Andrea Frome and Thomas Bulow
(Professor Jitendra Malik)

We develop three-dimensional shape contexts as part of an approach to 3D object recognition from point clouds. 3D shape contexts are semi-local descriptions of object shape centered at points on an object's surface, and are a natural extension of 2D shape contexts introduced by Belongie, Malik, and Puzicha [1] for recognition in 2D images. 3D shape contexts are joint histograms of point density parameterized by radius, azimuth, and elevation. These features are similar in spirit to spin images [2], which have shown good performance in 3D object recognition tasks. Spin images are two-dimensional descriptors, summing over the azimuth angle, whereas shape contexts preserve information in all three dimensions.

To recognize objects, we compute shape contexts at a few randomly chosen points on a query image, and find their nearest neighbors in a stored set of shape contexts for a set of sample points on 3D object models. The model with the smallest combined distances is taken to be the best match. Finding nearest neighbors in high dimensions is computationally expensive, so we explore the use of clustering and locality sensitive hashing [3] to speed up the search while maintaining accuracy. Results are shown for both full 3D models and simulated range data.
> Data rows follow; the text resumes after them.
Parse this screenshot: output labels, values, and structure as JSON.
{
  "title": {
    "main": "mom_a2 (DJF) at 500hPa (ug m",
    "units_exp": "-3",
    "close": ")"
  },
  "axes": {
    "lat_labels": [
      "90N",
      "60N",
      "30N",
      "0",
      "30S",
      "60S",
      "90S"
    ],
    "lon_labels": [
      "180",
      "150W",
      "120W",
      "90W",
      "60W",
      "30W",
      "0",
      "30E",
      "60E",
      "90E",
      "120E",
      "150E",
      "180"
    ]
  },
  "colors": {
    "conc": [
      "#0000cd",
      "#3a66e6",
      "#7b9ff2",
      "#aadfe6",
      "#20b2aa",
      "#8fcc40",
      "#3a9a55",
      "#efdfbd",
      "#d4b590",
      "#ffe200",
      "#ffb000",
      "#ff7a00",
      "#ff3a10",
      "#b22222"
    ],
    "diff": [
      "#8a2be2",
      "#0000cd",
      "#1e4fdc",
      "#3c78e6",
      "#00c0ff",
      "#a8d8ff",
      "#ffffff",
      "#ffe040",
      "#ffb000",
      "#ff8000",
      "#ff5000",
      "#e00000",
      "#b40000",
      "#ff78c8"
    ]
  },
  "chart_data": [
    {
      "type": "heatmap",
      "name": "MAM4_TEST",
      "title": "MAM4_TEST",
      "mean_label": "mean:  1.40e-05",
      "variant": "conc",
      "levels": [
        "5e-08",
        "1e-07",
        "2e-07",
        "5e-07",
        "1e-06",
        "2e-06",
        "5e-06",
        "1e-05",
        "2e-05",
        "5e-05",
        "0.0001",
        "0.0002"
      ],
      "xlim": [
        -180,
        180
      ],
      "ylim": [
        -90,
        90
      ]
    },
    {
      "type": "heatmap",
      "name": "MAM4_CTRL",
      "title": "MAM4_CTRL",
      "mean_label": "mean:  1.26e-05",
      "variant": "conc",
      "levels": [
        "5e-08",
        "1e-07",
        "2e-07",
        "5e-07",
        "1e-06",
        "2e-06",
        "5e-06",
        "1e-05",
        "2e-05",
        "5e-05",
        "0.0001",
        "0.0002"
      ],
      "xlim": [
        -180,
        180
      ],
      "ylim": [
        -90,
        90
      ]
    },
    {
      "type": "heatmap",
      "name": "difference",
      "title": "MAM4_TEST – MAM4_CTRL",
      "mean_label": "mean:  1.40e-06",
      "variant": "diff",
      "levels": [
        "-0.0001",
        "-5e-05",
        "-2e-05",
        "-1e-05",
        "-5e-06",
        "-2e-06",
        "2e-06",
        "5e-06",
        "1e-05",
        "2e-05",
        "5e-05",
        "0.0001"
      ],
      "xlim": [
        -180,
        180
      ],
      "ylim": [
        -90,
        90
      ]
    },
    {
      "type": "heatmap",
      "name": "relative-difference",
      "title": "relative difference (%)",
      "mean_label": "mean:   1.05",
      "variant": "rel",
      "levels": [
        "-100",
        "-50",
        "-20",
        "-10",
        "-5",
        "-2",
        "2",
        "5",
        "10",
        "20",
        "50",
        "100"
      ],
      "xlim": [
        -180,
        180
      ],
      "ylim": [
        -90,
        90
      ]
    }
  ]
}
Figure 1: Visualization of the histogram bins of the 3D shape context

[1]
S. Belongie, J. Malik, and J. Puzicha, "Matching Shapes," IEEE Int. Conf. Computer Vision, Vancouver, Canada, July 2001.
[2]
A. E. Johnson and M. Hebert, "Using Spin Images for Efficient Object Recognition in Cluttered 3D Scenes," IEEE Trans. Pattern Analysis and Machine Inteligence, Vol. 21, No. 5, May 1999.
[3]
P. Indyk and R. Motwani, "Approximate Nearest Neighbor--Toward Removing the Curse of Dimensionality," Proc. Symp. Theory of Computing, Dallas, TX, May 1998.